Lab-grown meat is promising, but it won't save us just yet
Back in 2013, Mosa Meat's current Chief Scientific Officer Mark Post revealed "the world's first slaughter-free hamburger" at a London press conference. There has been definite progress in the industry, but as of early 2021, cultured meat is still struggling to make its way from the lab and into our plates.

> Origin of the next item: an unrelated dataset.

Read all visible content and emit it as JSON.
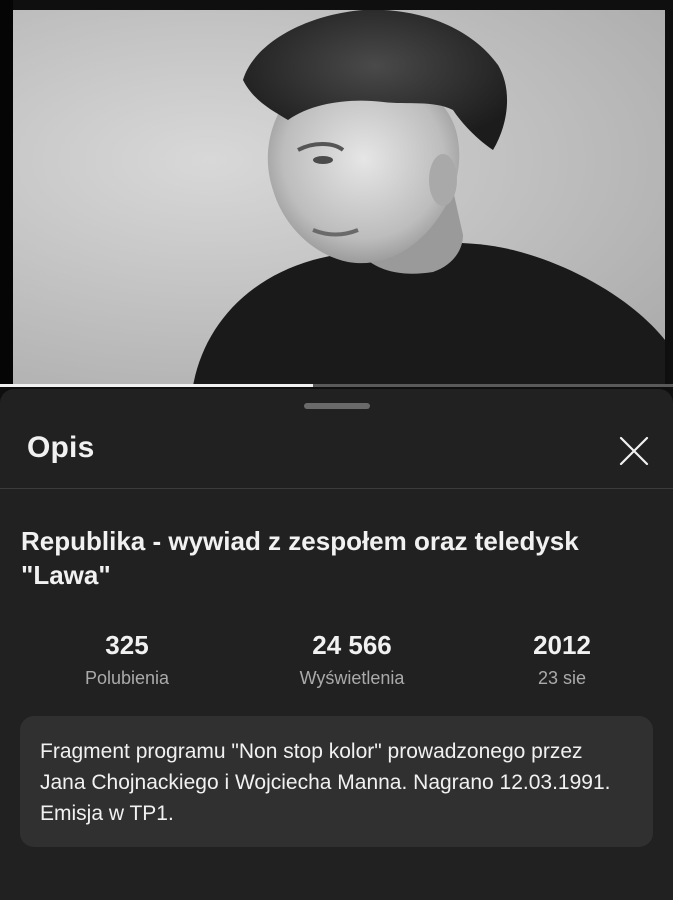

Dozens of start-ups are actively working on it, but at the moment, cultured meat is still significantly more costly than conventional meat. The first lab-grown burger from 2013 cost around $330,000 USD, whereas now, it can cost $9 -- a huge decrease in cost, but still not quite on par with the production of conventional meat. Scaling production also remains challenging and we're still in the
Cultured meat is still in its infancy, that's for sure. It's quickly developing, but it's not quite there just yet. Even when it does roll out, it will start in developed, richer countries, which usually also have higher hygiene standards in farms -- whereas studies have shown that antibiotic-resistance and livestock zoonotic diseases are most prevalent in developing countries, so it will be a while before cultured meat makes a strong impact.
Sure, once lab-grown meat does become a viable scalable alternative, it's bound to become more and more common as time passes. It's more ethically sound, it uses no genetic engineering, it reduces our use of antibiotics, and reduces greenhouse gas emissions and land use by over 90%. But whether or not this will keep up with the world's ever-growing demand for meat is a different question.
Sooner or later, the next pandemic will come, and there's a good chance it will be caused by our interactions with animals. While lab-grown meat looks like an important player in the future, for the time being, perhaps we'd best be eating a bit more vegetables.